Path Of Exile Founder On Crunch: ‘I Will Not Run This Company That Way’

Path Of Exile Founder On Crunch: ‘I Will Not Run This Company That Way’
Image: Path of Exile

With studios around the world struggling to find ways to manage crunch, the founder and part-owner of Path of Exile developer Grinding Gear Games has gone public about the studio’s approach to responding to feedback, and why working longer hours isn’t an answer for them.

The open letter was a response to recent frustration from the Path of Exile community, particularly over the state of the current Synthesis league which launched in early March.
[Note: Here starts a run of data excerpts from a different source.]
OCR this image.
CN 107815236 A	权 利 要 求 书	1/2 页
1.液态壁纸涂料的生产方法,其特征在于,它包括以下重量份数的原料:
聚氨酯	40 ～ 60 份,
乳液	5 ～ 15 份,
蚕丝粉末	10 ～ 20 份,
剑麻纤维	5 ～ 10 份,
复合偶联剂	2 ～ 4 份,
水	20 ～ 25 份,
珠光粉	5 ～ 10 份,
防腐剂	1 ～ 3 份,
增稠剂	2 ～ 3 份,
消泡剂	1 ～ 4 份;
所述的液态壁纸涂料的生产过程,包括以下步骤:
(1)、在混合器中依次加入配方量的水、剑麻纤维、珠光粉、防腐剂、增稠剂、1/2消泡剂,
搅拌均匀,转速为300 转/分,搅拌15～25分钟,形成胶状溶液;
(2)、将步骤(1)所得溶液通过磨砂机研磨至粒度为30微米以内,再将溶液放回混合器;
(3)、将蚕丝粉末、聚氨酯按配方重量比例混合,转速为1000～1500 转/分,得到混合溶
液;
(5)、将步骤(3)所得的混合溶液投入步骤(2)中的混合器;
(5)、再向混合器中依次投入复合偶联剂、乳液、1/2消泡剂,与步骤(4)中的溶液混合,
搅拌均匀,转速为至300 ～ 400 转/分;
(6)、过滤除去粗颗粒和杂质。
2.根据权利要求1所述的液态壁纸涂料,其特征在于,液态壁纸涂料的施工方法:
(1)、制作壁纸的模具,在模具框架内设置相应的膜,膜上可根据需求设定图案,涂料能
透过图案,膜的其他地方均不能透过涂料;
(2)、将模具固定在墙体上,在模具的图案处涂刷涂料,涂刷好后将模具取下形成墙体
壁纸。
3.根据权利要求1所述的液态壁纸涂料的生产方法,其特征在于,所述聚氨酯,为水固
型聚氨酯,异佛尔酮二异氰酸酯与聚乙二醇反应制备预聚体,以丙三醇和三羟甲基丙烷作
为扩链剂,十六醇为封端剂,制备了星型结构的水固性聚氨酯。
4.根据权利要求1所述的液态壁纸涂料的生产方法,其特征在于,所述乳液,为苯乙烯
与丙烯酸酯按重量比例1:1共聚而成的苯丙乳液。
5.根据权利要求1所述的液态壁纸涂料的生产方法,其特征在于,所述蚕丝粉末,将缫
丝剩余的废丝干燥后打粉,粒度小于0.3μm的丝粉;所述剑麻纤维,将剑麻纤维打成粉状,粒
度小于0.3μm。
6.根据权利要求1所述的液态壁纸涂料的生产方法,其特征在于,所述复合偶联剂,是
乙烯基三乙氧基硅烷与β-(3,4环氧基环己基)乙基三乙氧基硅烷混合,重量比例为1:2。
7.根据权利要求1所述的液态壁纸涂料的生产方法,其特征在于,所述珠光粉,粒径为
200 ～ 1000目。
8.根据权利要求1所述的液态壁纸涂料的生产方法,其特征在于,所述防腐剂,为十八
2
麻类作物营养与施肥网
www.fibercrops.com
Chris Wilson, the founder and part-owner of the New Zealand-based developer, explained that the gameplay prototype for Synthesis took more development than expected, which affected the amount of time for testing and balancing that could be done before launch.

Under most circumstances, developers would either delay the launch of the league or try to fix all the issues by crunching. Wilson acknowledged this, saying developers often felt pressure from the Path of Exile community to work overtime when seeing the response to patch notes and development updates.

“A big topic in the gaming industry recently is development crunch,” Wilson wrote. “Some studios make their teams work 14 hour days to pack every patch full of the most fixes and improvements possible. Sometimes when we read our own Patch Notes threads and community feedback, we feel that we are being asked to do the same.”

“I will not run this company that way. While there’s inevitably a bit of optional paid overtime near league releases, the vast majority of a Path of Exile development cycle has great work/life balance. This is necessary to keep our developers happy and healthy for the long-term, but it does mean that some game improvements will take a while to be made.”

Wilson didn’t go into detail about the length or amount of optional paid overtime, although the company is due to answer replies from a public Q&A soon.

He did, however, outline some of the difficulties that the Kiwi developer faces when community feedback comes in. The developer has two main difficulties. If they opt to directly respond to the community with a proposed solution, the result of corralling a team together to work out that solution often derails other important projects.

Alternatively, Grinding Gears could opt to consider the feedback but opt to handle it down the road. The problem there is that it leaves the community feeling like their concerns haven’t been heard – predominately given because the Path of Exile devs are particularly active, posting daily and weekly updates – and results in more rancour.

“We feel that our internal emphasis on longer term improvements to Path of Exile has caused some damage to that relationship [with the community] in the short term,” Wilson said.

But one solution they won’t be adopting, at least while Wilson is at the helm, is mandated crunch. That doesn’t mean a studio doesn’t end up crunching anyway, with employees at other studios talking about cultures where optional overtime wasn’t really optional. But at least openly, Grinding Gear Games is taking a stand.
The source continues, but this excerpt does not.